#!/bin/sh
# ====================[ drupal-cohere                        ]====================
#                     [ Time-stamp: "2008-12-22 13:22:33 leycec" ]
#
# --------------------( CHANGELOG                          )--------------------
# [2007-12-21] 0.0.1: Created.
#
# --------------------( TODO                               )--------------------
# * Integrate with the "hg-cohere" script, if applicable.

# ....................{ CONFIGURATION =posix               }....................
SOURCE_DRUPAL_SITES_ROOT="/home/leycec/pub/code/organicmechanics.com/sites"

TARGET_DRUPAL_SITES_ARCHIVE_PATH="/home/leycec/pub/old/site/organicmechanics.com"

# The command with which to "nice" (i.e., reduce the scheduling priority of)
# all processes run by this script. By default, this runs processes with lowest
# CPU priority ("nice -n19") and lowest "best effort" disk priority
# ("ionice -c2 -n7").
#
# The default is probably fine.
NICE="ionice -c2 -n7 nice -n19"

# The path to which temporary files are written.
#
# The default is probably fine.
TEMP_PATH=/tmp

# ....................{ CONFIGURATION =archival            }....................
# The name of the command with which to perform file and path archival. This
# command does not perform compression on those files or paths; rather, it
# archives filesystem attributes (such as those files' or paths' owner, group,
# access time, creation time, modification time, et al.). On *nux, this tends to
# be the "tar" command.
#
# The default is probably fine.
ARCHIVAL_COMMAND="tar"

# Command-line options to be passed to the archival command, above.
#
# The default is probably fine
ARCHIVAL_OPTIONS="--create --file - \
  --atime-preserve --ignore-failed-read --preserve --recursion --sparse"

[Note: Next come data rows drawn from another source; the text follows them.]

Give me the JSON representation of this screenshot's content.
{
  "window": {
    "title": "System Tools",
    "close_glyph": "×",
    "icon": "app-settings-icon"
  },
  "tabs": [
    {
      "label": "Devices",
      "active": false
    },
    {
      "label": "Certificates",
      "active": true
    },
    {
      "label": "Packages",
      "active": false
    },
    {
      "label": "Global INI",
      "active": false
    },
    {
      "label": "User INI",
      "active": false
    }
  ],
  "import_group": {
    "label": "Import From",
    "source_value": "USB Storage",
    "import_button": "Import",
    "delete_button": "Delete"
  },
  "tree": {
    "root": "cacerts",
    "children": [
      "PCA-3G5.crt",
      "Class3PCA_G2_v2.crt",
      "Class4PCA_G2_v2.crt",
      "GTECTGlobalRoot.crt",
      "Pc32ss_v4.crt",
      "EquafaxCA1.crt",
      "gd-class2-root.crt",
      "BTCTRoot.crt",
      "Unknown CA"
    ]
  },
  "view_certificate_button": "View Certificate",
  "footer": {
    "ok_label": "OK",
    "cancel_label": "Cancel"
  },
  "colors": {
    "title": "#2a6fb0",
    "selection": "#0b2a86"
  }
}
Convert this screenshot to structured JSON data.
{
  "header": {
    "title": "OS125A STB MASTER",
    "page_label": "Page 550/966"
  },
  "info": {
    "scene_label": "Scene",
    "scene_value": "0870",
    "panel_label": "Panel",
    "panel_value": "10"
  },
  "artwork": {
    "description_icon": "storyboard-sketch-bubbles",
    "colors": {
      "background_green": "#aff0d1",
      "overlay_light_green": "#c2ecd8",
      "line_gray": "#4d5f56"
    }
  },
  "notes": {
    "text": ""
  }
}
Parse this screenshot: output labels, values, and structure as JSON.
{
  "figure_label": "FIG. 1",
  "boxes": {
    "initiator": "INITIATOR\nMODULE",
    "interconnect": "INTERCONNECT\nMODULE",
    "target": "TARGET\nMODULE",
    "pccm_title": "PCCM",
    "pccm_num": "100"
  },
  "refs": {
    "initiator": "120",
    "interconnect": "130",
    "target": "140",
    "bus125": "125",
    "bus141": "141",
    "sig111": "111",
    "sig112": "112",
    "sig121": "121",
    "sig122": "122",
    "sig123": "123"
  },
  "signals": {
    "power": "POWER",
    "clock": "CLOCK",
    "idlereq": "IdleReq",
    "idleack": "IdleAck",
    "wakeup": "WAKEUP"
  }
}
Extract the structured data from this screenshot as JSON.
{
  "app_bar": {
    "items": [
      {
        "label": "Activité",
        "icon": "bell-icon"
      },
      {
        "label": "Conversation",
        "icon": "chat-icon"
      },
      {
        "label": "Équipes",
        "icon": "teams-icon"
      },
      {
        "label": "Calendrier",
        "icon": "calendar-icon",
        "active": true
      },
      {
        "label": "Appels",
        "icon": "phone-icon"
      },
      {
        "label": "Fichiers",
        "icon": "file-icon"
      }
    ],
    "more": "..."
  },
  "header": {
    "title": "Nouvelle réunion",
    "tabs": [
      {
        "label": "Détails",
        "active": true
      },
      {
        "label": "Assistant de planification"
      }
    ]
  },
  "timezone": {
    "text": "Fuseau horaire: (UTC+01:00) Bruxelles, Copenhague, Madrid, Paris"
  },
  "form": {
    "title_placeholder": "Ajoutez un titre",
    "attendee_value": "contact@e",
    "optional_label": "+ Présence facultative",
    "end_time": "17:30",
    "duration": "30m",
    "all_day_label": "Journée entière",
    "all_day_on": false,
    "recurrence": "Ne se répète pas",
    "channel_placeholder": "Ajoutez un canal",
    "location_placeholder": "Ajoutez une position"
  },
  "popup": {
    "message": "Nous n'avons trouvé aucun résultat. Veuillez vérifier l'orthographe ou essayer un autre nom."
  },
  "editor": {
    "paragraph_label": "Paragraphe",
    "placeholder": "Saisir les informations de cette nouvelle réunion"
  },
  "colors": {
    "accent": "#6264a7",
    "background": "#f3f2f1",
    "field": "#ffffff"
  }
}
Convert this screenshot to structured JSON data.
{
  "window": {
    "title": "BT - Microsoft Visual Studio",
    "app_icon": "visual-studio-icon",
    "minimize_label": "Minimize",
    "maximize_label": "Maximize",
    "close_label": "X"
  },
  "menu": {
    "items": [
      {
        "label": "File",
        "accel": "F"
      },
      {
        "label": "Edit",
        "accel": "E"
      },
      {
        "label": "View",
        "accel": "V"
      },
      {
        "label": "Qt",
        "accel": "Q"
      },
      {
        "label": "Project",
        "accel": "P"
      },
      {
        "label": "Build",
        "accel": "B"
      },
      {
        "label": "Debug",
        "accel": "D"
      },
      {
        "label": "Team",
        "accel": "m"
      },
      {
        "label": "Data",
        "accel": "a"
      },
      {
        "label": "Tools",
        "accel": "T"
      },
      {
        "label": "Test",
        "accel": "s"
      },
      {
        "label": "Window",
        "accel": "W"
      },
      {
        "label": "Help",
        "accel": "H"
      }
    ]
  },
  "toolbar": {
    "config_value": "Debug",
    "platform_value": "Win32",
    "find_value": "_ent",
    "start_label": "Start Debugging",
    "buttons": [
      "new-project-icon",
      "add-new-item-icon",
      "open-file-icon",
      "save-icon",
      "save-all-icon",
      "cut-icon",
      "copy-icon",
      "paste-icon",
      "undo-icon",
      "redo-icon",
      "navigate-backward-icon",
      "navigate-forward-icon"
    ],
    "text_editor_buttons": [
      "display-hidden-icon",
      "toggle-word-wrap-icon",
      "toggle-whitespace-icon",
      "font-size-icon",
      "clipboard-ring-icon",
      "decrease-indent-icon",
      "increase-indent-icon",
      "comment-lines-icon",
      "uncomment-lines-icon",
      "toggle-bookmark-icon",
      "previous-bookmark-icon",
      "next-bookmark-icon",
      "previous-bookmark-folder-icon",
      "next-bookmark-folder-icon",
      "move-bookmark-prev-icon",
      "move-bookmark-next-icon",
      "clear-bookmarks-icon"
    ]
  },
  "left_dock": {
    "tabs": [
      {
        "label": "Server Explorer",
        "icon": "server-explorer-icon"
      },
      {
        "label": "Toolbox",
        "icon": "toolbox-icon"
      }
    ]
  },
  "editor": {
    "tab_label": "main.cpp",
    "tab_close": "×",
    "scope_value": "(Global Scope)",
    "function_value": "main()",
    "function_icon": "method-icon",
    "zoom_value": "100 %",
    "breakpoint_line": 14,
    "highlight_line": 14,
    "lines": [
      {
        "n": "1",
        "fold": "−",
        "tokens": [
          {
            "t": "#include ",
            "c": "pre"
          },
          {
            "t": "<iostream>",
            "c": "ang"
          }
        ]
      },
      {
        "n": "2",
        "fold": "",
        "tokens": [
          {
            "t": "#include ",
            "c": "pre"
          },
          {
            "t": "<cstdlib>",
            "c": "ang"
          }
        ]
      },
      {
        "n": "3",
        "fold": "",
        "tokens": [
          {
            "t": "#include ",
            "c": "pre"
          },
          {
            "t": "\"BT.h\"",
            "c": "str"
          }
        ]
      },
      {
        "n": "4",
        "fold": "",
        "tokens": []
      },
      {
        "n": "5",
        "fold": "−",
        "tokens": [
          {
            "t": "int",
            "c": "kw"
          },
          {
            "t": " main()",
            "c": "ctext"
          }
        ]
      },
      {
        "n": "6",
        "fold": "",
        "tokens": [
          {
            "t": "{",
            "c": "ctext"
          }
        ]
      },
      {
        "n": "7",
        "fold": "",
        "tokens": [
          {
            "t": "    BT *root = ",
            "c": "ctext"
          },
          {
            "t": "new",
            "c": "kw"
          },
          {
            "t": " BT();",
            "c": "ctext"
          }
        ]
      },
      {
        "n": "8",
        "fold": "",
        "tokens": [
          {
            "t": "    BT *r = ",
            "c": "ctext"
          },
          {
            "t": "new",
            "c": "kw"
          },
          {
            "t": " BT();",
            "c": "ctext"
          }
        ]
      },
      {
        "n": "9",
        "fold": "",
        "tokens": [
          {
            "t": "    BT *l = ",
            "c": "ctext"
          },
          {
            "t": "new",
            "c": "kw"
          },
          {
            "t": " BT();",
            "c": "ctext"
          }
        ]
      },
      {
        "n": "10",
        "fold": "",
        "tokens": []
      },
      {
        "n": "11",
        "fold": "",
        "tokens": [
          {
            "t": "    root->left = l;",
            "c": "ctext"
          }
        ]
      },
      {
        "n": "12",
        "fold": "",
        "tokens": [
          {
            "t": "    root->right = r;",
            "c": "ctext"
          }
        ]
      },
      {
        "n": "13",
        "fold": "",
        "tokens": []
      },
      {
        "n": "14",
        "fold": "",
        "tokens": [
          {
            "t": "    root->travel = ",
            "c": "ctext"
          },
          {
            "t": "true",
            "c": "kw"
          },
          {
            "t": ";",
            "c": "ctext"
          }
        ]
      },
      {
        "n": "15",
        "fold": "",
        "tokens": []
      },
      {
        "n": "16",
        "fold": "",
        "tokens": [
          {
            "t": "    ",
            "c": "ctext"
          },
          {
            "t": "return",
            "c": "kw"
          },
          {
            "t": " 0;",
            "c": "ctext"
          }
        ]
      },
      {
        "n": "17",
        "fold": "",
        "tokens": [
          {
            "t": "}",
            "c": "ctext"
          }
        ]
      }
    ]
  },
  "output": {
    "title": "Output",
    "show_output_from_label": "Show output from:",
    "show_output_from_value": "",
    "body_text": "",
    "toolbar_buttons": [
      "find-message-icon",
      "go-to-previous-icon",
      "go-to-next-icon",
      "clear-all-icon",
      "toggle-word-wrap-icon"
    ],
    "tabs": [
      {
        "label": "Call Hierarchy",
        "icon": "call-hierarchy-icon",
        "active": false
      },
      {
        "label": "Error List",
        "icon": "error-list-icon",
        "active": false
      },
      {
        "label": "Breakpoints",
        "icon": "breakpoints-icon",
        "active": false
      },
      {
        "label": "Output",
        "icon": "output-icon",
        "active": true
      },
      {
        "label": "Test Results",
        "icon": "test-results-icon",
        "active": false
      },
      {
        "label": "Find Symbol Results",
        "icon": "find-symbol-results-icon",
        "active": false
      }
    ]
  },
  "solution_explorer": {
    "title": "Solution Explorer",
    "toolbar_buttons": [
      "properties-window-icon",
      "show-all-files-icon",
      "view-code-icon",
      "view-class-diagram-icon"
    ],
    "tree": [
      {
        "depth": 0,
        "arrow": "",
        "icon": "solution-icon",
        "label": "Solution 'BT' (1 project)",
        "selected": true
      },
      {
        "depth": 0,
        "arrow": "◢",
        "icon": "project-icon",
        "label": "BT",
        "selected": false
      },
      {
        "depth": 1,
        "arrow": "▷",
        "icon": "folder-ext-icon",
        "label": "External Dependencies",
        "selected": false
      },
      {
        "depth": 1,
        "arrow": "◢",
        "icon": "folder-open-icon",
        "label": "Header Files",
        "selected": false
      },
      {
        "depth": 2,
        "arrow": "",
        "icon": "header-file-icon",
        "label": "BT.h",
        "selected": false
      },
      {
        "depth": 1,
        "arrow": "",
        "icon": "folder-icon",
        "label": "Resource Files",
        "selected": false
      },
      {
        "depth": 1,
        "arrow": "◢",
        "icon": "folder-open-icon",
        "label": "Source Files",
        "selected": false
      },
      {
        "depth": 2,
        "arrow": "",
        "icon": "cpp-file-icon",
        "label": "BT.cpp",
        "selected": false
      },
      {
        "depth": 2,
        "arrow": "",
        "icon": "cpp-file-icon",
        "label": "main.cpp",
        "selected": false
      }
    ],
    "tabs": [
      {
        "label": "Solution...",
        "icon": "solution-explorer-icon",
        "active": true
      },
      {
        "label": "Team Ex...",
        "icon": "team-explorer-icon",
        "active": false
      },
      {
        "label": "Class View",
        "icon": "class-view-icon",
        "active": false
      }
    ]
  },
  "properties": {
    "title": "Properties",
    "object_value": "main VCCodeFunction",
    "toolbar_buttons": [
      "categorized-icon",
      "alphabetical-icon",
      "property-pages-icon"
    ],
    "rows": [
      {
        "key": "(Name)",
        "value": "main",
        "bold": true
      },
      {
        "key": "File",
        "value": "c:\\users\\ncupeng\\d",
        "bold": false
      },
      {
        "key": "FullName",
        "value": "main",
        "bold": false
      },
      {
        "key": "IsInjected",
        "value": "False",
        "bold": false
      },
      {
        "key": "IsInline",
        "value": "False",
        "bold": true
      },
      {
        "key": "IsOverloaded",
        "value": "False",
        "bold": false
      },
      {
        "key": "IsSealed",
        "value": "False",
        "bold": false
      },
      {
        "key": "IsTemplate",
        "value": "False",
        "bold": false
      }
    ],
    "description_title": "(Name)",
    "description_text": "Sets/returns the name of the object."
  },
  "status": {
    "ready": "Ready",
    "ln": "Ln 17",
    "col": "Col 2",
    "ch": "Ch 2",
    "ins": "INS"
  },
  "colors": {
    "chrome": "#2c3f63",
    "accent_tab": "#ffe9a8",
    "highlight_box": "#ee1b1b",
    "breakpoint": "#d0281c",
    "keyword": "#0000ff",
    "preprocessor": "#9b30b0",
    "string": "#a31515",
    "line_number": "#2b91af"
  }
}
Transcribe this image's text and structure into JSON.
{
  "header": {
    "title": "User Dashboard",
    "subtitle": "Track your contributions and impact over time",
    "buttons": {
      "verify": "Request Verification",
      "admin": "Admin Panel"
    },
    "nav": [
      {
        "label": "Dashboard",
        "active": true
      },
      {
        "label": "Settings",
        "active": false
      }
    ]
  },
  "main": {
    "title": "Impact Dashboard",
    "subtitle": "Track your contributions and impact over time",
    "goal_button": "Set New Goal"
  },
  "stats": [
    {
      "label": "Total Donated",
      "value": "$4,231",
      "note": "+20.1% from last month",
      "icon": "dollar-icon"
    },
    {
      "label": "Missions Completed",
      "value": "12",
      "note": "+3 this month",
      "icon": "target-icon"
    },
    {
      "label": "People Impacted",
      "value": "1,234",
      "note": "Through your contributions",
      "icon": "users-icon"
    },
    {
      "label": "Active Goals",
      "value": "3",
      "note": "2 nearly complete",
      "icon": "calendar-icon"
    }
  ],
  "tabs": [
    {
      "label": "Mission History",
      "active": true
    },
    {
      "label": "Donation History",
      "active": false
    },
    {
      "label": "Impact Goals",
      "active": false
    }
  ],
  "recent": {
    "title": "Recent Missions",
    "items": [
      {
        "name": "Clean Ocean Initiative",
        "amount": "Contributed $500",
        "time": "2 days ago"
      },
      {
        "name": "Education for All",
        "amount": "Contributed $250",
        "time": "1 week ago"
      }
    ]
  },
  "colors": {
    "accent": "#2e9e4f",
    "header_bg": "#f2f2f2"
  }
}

# The number of archive files to retain. This script automatically deletes all
# older archive files than this, so as to conserve disk space.
#
# The default may or may not be fine. Please consider this number, carefully!
MAX_NUMBER_OF_ARCHIVAL_FILES=4

# ....................{ CONFIGURATION =compression         }....................
# The name of the command with which to perform file and path compression.
# Examples include "bzip2", "gzip", "tar", and "7z".
#
# The default may or may not be fine, here. Please change this, according to
# which compression command you have installed and prefer. That said, the author
# of this script recommends you use "7z" over other compression commands. The
# 7-Zip algorithm tends to provide better text compression than those others.
# Your mileage may vary, of course.
COMPRESS_COMMAND="7z"

# Command-line options to be passed to the compression command, above. By
# default, this instructs 7-Zip to use the PPMd compression algorithm, rather
# than the LZMA compression algorithm default. (PPMd tends to provides optimal
# compression for plaintext files.)
#
# The default may or may not be fine, here. If you change the compression
# command, you should probably change this, too.
COMPRESS_OPTIONS="a -t7z -m0=PPMd -mmem=64m -si"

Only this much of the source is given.